Purpose : Glaucoma is one of the leading causes of blindness due to the progressive damage to retinal ganglion cells (RGCs), disrupting the connection between the eye and the brain. While many factors lead to the loss of RGCs in glaucoma, models for studying common mechanisms of glaucomatous neurodegeneration are instructive for understanding the loss of RGCs. Human pluripotent stem cells (hPSCs) allow for the study of human diseases in vitro, particularly those mechanisms resulting in neurodegeneration.

Methods : To establish hPSC models of glaucoma, CRISPR/Cas9 gene editing was used to study a severe glaucoma mutation in Optineurin (OPTN), along with corresponding isogenic controls. From these hPSCs, RGCs were differentiated for the analysis of neurodegenerative phenotypes associated with glaucoma. Initially, phenotypic changes including neurite remodeling were analyzed, as well as alterations to the autophagy pathway due to this mutation. Subsequently, RNA-seq analyses were performed to identify transcriptional changes in OPTN(E50K) RGCs. Additionally, whole cell patch clamp was performed to identify functional consequences of this mutation.

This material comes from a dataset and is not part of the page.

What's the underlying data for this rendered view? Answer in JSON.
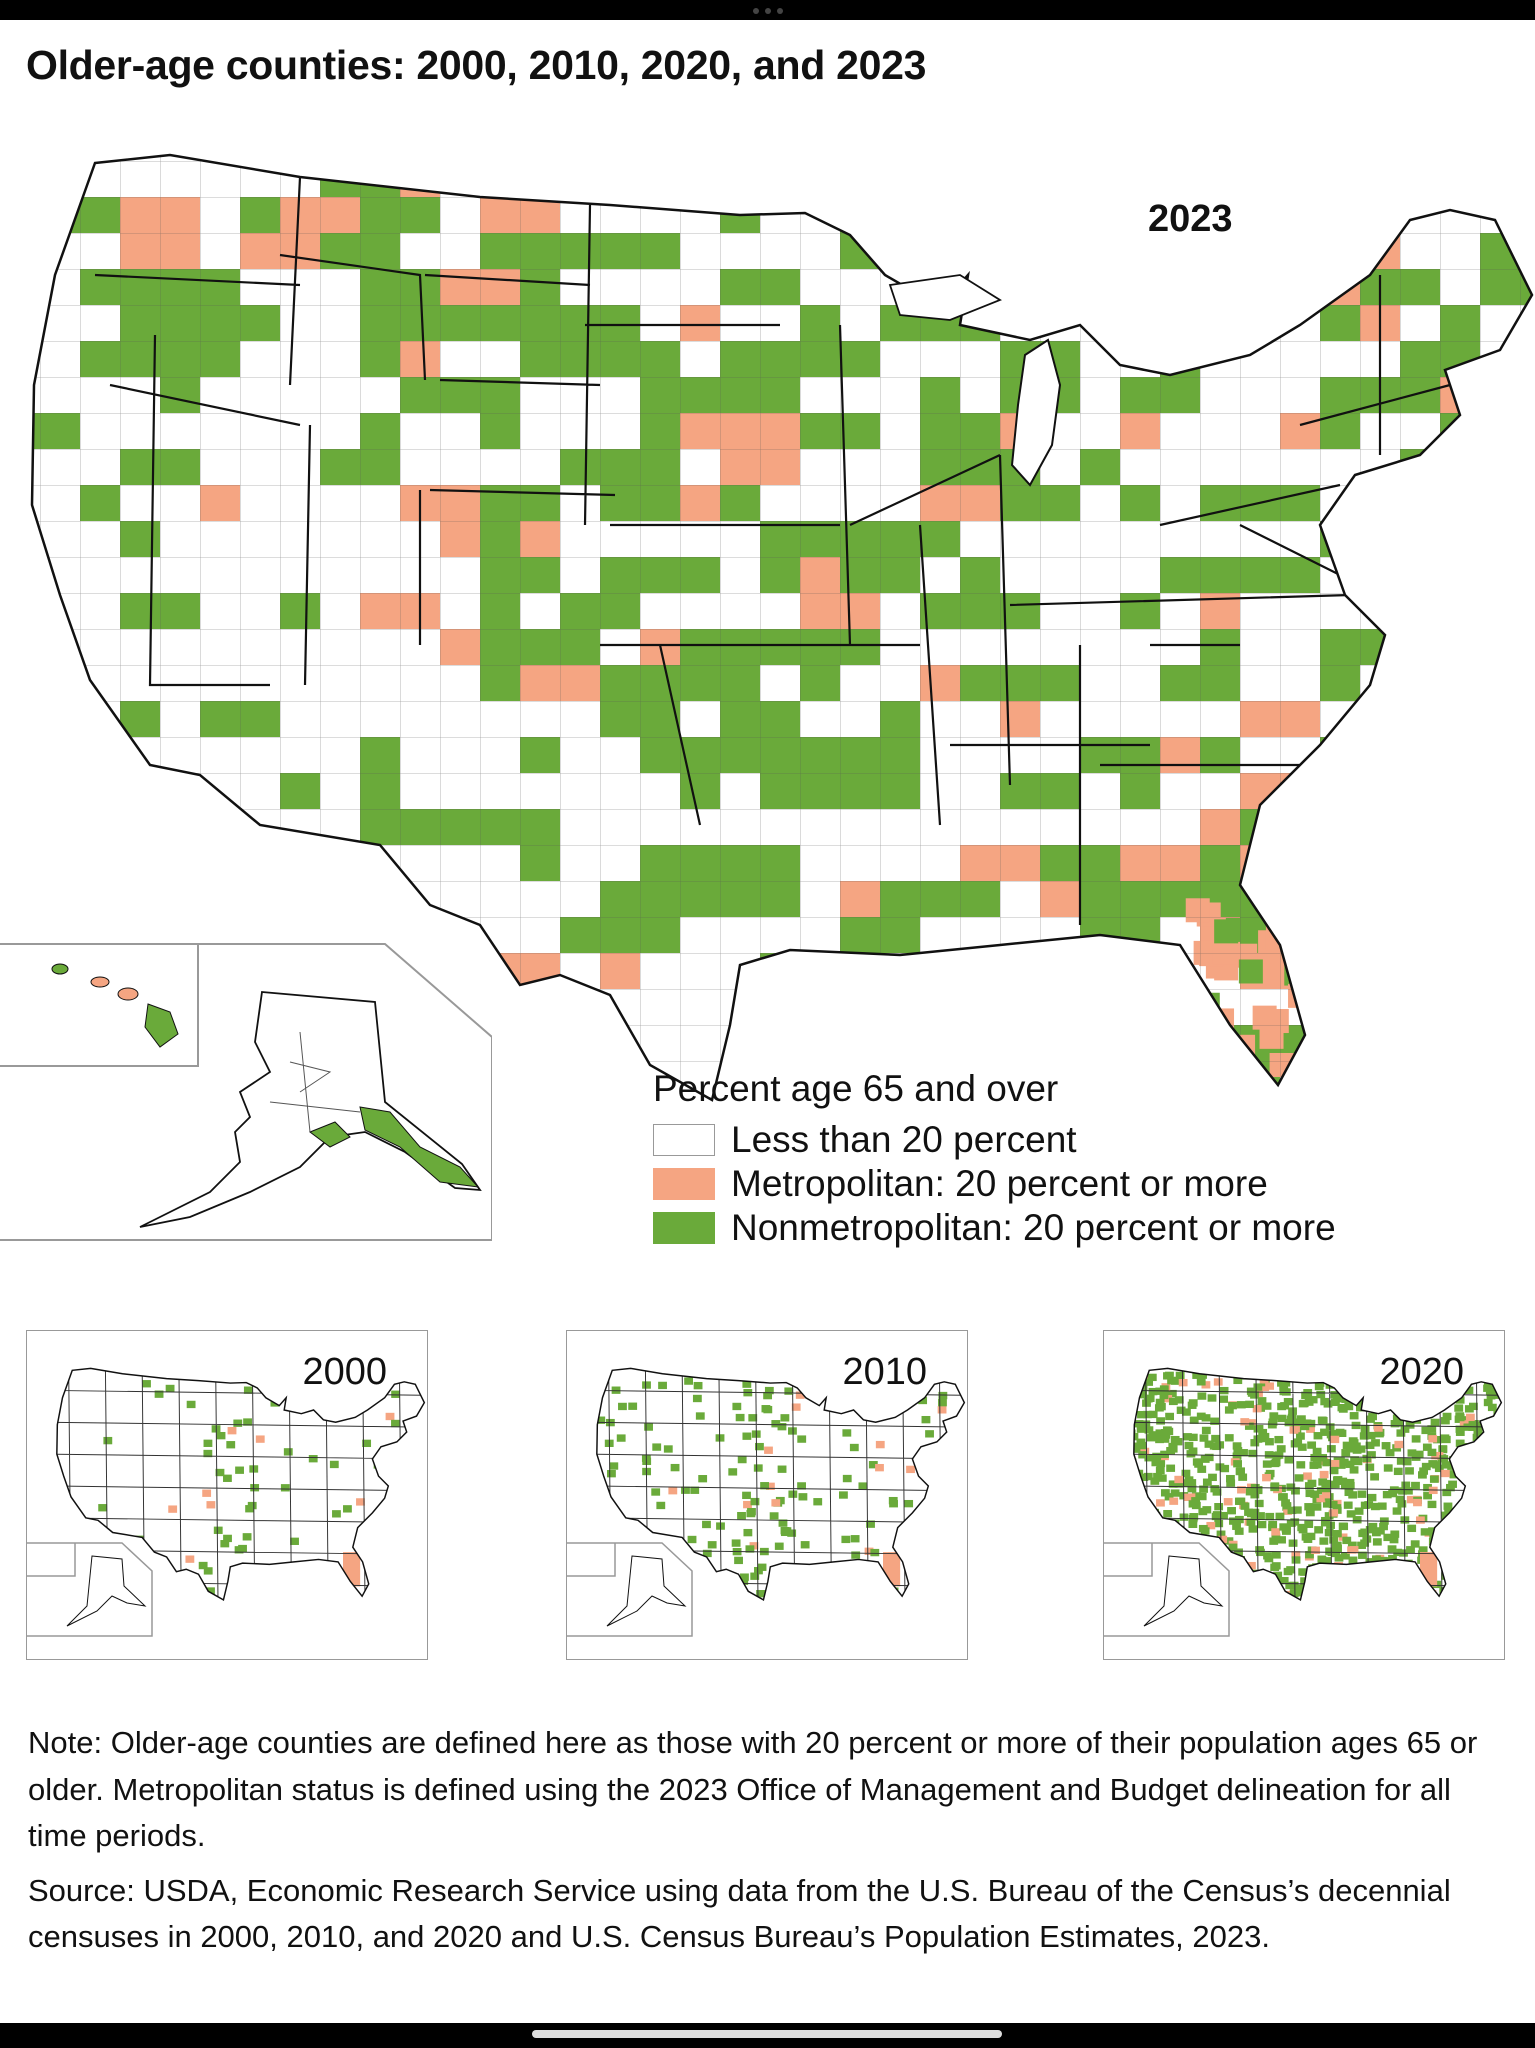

Results : Retinal organoids differentiated from these hPSCs self-organized in a manner that mimicked the temporal and spatial aspects of human retinal development. With prolonged culture, OPTN(E50K) RGCs downregulated the expression of key transcription factors. Moreover, OPTN(E50K) RGCs demonstrated retraction of neurites and increased functional excitability in comparison of isogenic controls, suggesting excitotoxicity may play a role in RGC neurodegeneration. RNA sequencing revealed the downregulation of autophagy associated pathways in OPTN(E50K) RGCs, with further investigation of these autophagy deficits revealing LC3 accumulation in the RGC layer of retinal organoids correlated with the expression of activated Caspase-3.

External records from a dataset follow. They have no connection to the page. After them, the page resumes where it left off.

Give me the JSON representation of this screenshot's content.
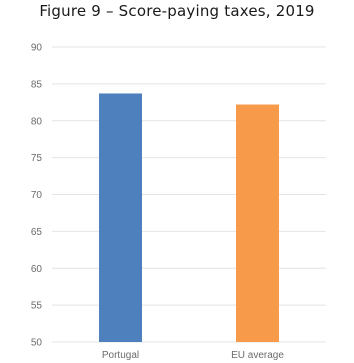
{
  "chart_data": {
    "type": "bar",
    "title": "Figure 9 – Score-paying taxes, 2019",
    "categories": [
      "Portugal",
      "EU average"
    ],
    "values": [
      83.7,
      82.2
    ],
    "colors": [
      "#4e80bd",
      "#f79a4a"
    ],
    "ylim": [
      50,
      90
    ],
    "yticks": [
      50,
      55,
      60,
      65,
      70,
      75,
      80,
      85,
      90
    ],
    "grid": true,
    "xlabel": "",
    "ylabel": ""
  }
}
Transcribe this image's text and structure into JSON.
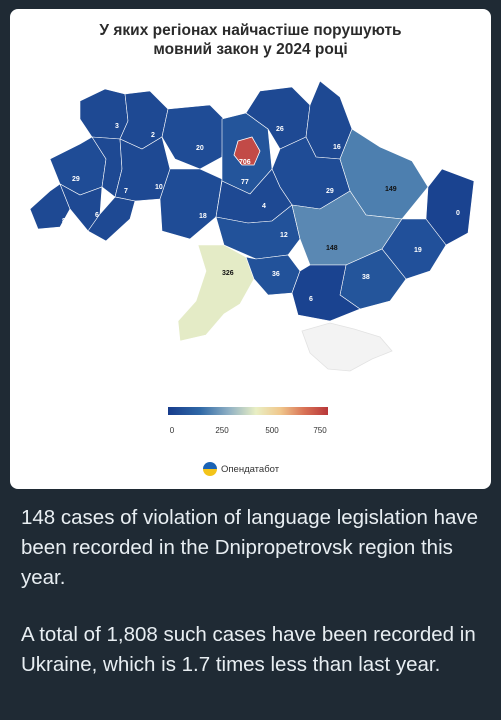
{
  "map": {
    "title_line1": "У яких регіонах найчастіше порушують",
    "title_line2": "мовний закон у 2024 році",
    "region_values": [
      "3",
      "2",
      "20",
      "26",
      "16",
      "706",
      "29",
      "7",
      "10",
      "77",
      "29",
      "149",
      "6",
      "8",
      "4",
      "18",
      "12",
      "0",
      "148",
      "19",
      "326",
      "36",
      "38",
      "6"
    ],
    "legend_ticks": [
      "0",
      "250",
      "500",
      "750"
    ],
    "colors": {
      "low": "#173c8c",
      "mid": "#e9efc4",
      "high": "#b8373a",
      "crimea": "#f3f3f3"
    },
    "brand": "Опендатабот"
  },
  "message": {
    "paragraph1": "148 cases of violation of language legislation have been recorded in the Dnipropetrovsk region this year.",
    "paragraph2": "A total of 1,808 such cases have been recorded in Ukraine, which is 1.7 times less than last year."
  }
}
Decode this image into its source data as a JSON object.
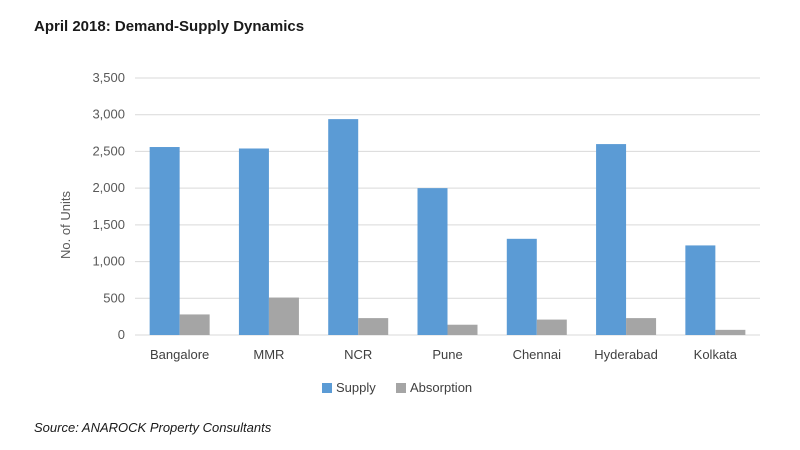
{
  "title": "April 2018: Demand-Supply Dynamics",
  "source": "Source: ANAROCK Property Consultants",
  "colors": {
    "supply": "#5b9bd5",
    "absorption": "#a5a5a5",
    "grid": "#d9d9d9"
  },
  "chart_data": {
    "type": "bar",
    "title": "April 2018: Demand-Supply Dynamics",
    "xlabel": "",
    "ylabel": "No. of Units",
    "ylim": [
      0,
      3500
    ],
    "yticks": [
      0,
      500,
      1000,
      1500,
      2000,
      2500,
      3000,
      3500
    ],
    "ytick_labels": [
      "0",
      "500",
      "1,000",
      "1,500",
      "2,000",
      "2,500",
      "3,000",
      "3,500"
    ],
    "grid": true,
    "legend_position": "bottom",
    "categories": [
      "Bangalore",
      "MMR",
      "NCR",
      "Pune",
      "Chennai",
      "Hyderabad",
      "Kolkata"
    ],
    "series": [
      {
        "name": "Supply",
        "values": [
          2560,
          2540,
          2940,
          2000,
          1310,
          2600,
          1220
        ]
      },
      {
        "name": "Absorption",
        "values": [
          280,
          510,
          230,
          140,
          210,
          230,
          70
        ]
      }
    ]
  }
}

Conclusions : hPSC-derived RGCs demonstrated multiple neurodegenerative phenotypes due to the OPTN(E50K) mutation, with these phenotypes associated with functional changes to these RGCs. The results of this study will allow for the exploration of precise cellular pathways leading to RGC death in glaucoma, as well as develop novel translational approaches for glaucoma including pharmacological screening and cell replacement therapies.

This is a 2020 ARVO Annual Meeting abstract.